- Location: Paso Robles, California
- Coordinates: 35°37′09″N 120°50′52″W﻿ / ﻿35.6192°N 120.8477°W
- Appellation: Paso Robles AVA
- Founded: 1986
- Key people: Bob Simpson
- Cases/yr: 2,500-3,300
- Varietal: Cabernet Sauvignon
- Website: http://www.whalebonevineyard.com

= Whalebone Vineyard =

Whalebone Vineyard is a California wine estate producing primarily Cabernet and other red and white wines in Paso Robles, California.
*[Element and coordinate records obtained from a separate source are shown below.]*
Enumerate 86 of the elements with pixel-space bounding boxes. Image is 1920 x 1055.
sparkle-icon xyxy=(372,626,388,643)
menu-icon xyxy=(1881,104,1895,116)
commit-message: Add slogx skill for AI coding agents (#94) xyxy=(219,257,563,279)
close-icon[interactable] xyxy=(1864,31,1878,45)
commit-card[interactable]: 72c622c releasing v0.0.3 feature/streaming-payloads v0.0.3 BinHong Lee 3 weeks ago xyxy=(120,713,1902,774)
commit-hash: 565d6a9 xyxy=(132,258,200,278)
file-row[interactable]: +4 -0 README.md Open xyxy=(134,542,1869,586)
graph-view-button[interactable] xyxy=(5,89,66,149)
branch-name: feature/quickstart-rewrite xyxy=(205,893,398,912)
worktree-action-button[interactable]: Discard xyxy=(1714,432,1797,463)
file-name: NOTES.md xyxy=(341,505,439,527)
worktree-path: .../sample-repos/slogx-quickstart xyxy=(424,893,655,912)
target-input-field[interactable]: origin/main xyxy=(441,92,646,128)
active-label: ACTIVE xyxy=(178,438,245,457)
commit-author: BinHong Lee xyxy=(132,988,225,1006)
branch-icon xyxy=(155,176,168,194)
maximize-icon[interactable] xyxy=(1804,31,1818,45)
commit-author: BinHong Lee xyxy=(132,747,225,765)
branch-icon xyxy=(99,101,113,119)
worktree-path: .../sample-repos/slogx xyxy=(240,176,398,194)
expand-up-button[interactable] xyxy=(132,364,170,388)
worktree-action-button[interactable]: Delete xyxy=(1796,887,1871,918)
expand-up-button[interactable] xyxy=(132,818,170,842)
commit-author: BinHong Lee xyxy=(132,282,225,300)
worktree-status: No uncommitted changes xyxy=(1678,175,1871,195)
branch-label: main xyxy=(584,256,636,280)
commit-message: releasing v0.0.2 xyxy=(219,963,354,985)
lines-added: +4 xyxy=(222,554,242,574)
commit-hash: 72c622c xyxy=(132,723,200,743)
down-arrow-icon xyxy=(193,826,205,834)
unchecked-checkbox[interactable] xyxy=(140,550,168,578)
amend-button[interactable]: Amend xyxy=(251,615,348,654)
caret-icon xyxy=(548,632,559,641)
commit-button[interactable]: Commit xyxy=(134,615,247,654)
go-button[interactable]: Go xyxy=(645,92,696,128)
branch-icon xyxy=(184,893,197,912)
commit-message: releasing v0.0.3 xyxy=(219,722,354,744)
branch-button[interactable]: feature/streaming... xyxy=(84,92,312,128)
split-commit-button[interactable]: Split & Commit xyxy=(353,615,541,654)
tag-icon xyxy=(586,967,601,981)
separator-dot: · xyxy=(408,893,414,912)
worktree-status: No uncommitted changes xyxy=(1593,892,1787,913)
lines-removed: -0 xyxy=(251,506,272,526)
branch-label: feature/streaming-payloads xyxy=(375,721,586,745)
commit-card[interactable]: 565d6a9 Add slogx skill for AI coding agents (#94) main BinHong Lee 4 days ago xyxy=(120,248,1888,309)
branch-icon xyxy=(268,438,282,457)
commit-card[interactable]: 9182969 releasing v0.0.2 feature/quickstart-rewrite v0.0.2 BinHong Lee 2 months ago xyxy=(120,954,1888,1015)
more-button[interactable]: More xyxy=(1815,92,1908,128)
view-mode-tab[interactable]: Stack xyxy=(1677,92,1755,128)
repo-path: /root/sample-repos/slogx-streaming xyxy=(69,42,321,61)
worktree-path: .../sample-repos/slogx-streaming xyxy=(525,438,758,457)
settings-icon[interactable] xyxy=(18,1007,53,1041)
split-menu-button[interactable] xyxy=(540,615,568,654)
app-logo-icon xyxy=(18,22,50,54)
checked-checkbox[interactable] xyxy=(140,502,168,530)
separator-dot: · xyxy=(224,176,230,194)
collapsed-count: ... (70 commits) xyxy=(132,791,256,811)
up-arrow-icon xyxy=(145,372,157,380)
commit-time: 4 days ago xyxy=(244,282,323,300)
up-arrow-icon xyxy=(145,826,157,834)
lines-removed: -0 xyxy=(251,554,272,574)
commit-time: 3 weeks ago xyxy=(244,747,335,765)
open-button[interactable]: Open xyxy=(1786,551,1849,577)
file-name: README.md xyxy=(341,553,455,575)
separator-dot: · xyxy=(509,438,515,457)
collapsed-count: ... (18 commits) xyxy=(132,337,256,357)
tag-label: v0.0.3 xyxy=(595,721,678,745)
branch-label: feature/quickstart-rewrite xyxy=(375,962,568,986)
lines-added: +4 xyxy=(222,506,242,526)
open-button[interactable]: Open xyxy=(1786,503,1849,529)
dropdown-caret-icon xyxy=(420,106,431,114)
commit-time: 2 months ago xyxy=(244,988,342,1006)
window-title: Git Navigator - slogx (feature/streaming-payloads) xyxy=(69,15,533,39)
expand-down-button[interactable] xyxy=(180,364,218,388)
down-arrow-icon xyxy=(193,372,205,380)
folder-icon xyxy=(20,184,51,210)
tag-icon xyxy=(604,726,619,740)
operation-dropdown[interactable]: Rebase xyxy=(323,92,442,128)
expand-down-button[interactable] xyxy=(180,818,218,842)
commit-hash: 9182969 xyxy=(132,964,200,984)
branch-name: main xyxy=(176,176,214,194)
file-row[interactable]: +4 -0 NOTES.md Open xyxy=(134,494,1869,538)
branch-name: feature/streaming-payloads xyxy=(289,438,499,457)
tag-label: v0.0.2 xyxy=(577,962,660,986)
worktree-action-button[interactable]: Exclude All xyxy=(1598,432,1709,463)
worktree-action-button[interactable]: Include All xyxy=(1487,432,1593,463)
The vineyard is located in the Adelaida District AVA of the Paso Robles AVA.

==History==
The vineyard was started in 1986 when Bob and Janalyn Simpson purchased 128 acres from the King Vidor Estate. The Simpsons planted 10.6 acres in Cabernet grapes. Situated at 1800 ft of elevation and 14 mi from the Pacific Ocean, the terrain of the area is marked by ancient calcareous soils, diurnal temperature variations of nearly 50 F, and warm, dry growing seasons. The name of the vineyard derives from the large calcareous rocks laden with whalebones and other marine mammal fossils in the soil, remnants of the Miocene geological epoch some six million years ago. Notable adjacent properties include Tablas Creek Vineyard, owned by the Perrin Brothers of Château de Beaucastel and Robert Hass, and Adelaida Cellars,

==Wines==
Whalebone Vineyard bottles annual vintages of Cabernet Sauvignon, Zinfandel, Rhône wine blends, and a Marsanne-based white blend.